Chemical process systems, especially multivariable units like distillation columns, face increasing demands for resilient and adaptive control under stochastic disturbances, nonlinear dynamics, and fluctuating operating conditions [1]. With the rise of novel column configurations enabled by process intensification and customized design, many emerging systems are difficult to control using conventional first-principles models due to structural complexity and limited mechanistic insight [2]. Traditional PID controllers, while industry standard, often struggle to maintain optimal performance under such uncertainty [3]. Hybrid machine learning approaches have thus emerged as promising alternatives for control tasks where partial process knowledge exists. In this work, we present a
Bollinger Band-guided, event-driven reinforcement learning (RL) framework tailored for real-time control of a 25-stage distillation column. Drawing inspiration from high-frequency trading strategies, this approach leverages statistical volatility bands—originally used in financial markets—to trigger dynamic setpoint shifts when process variability breaches learned confidence thresholds. We develop a
hybrid control environment using OpenAI Gym and Stable-Baselines3, combining Proximal Policy Optimization (PPO)-based RL with physics-informed process dynamics, variable volatility vapor-liquid equilibrium, and Kalman filtering. Control actions include reflux and boilup ratio adjustments based on dynamic observations of tray compositions and event-based setpoint updates. Comparative simulations under stochastic noise and step disturbances reveal important trade-offs between conventional PID and RL-based controllers. While PID controllers exhibited lower Integral of Absolute Error (IAE) in baseline tracking performance, the proposed RL controller—augmented with Bollinger Band-based event triggers—demonstrated stronger adaptability to dynamic process fluctuations and unforeseen events. Moreover, the RL agent offers a scalable and model-flexible strategy that is particularly useful when controlling novel column configurations where mechanistic knowledge is incomplete. These results underscore the potential of volatility-aware reinforcement learning as a complementary control paradigm rather than a direct replacement of PID strategies in certain process environments. This study not only introduces a novel control paradigm at the intersection of financial modeling and process engineering but also establishes a scalable methodology for volatility-aware, hybrid-learning-driven control in complex or poorly modeled chemical systems. The framework is broadly applicable across industries where data-driven, resilient, and event-sensitive control strategies are vital.
References
[1] C. Kim, M. Shah, A.M. Sahlodin, Design of multi-loop control systems for distillation columns: review of past and recent mathematical tools, Chemical Product and Process Modeling 17(2) (2022) 171-197.
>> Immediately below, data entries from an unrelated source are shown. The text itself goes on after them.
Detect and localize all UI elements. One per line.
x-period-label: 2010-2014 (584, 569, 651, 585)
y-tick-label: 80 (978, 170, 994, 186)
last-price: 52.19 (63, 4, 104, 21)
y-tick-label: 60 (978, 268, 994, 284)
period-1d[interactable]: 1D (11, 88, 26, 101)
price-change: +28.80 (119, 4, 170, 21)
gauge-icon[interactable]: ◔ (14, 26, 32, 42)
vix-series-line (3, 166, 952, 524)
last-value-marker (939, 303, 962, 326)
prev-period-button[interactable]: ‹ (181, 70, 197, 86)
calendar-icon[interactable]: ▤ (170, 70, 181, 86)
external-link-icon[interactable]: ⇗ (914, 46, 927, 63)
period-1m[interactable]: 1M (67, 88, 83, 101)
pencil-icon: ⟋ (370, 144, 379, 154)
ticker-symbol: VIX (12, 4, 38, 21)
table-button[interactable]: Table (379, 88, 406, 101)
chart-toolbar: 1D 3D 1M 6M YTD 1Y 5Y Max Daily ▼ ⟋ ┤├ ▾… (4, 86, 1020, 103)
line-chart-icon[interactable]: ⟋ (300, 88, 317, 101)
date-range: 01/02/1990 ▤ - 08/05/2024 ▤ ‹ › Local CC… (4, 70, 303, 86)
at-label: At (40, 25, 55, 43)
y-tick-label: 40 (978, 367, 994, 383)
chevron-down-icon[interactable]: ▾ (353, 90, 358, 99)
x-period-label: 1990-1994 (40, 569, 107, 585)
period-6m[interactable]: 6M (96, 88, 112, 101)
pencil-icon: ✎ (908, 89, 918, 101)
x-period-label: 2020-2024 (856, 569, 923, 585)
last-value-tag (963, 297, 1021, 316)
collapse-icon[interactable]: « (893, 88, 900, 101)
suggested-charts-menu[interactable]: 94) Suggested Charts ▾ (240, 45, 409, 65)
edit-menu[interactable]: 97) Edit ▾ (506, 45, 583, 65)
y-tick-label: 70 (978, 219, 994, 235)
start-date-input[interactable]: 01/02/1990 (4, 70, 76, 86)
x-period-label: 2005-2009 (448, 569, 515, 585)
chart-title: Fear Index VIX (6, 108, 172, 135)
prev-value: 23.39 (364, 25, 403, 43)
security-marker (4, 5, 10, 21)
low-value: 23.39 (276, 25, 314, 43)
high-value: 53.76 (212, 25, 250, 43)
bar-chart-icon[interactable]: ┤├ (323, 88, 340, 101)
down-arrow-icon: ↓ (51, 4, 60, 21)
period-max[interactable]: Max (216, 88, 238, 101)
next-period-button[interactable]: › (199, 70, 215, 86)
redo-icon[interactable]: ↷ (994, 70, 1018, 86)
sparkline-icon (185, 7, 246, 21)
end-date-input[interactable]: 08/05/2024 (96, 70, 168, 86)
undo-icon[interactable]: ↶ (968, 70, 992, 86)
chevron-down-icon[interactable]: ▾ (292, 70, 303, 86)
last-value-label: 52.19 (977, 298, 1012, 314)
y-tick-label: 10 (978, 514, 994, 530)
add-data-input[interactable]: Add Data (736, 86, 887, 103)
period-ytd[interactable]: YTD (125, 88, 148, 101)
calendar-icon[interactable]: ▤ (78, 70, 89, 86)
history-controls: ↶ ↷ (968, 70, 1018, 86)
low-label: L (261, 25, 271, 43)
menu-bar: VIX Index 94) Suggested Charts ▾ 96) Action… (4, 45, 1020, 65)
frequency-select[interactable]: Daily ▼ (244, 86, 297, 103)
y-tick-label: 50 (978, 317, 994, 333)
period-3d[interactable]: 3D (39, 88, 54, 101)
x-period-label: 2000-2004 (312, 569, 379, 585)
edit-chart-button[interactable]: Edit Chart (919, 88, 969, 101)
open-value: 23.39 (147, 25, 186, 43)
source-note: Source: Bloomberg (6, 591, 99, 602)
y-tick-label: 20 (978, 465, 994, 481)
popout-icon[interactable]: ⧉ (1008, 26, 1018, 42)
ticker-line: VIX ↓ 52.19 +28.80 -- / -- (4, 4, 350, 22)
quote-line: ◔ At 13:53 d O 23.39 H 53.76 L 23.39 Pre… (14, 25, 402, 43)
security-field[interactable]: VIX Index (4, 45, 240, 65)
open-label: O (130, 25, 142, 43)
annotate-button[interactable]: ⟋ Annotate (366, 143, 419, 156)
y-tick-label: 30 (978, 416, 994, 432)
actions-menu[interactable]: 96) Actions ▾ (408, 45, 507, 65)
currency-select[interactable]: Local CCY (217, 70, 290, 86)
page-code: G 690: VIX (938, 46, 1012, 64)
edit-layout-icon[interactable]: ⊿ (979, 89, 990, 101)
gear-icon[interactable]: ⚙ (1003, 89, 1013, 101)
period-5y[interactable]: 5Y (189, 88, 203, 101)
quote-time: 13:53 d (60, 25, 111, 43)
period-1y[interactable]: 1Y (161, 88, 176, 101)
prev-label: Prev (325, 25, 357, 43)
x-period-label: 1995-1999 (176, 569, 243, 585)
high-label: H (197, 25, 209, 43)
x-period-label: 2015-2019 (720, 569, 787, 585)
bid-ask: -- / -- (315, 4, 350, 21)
[2] B. Decardi-Nelson, A.S. Alshehri, A. Ajagekar, F. You, Generative AI and process systems engineering: The next frontier, Computers & Chemical Engineering (2024) 108723.
[3] M.A. Ahmad, G. Yoganathan, M.I.M. Rashid, M.R. Hao, M.H. Suid, M.Z.M. Tumari, Improved Smoothed Functional Algorithms-Optimized PID Controller for Efficient Speed Regulation of Wind Turbines, IEEE Transactions on Industry Applications (2025) 1-15.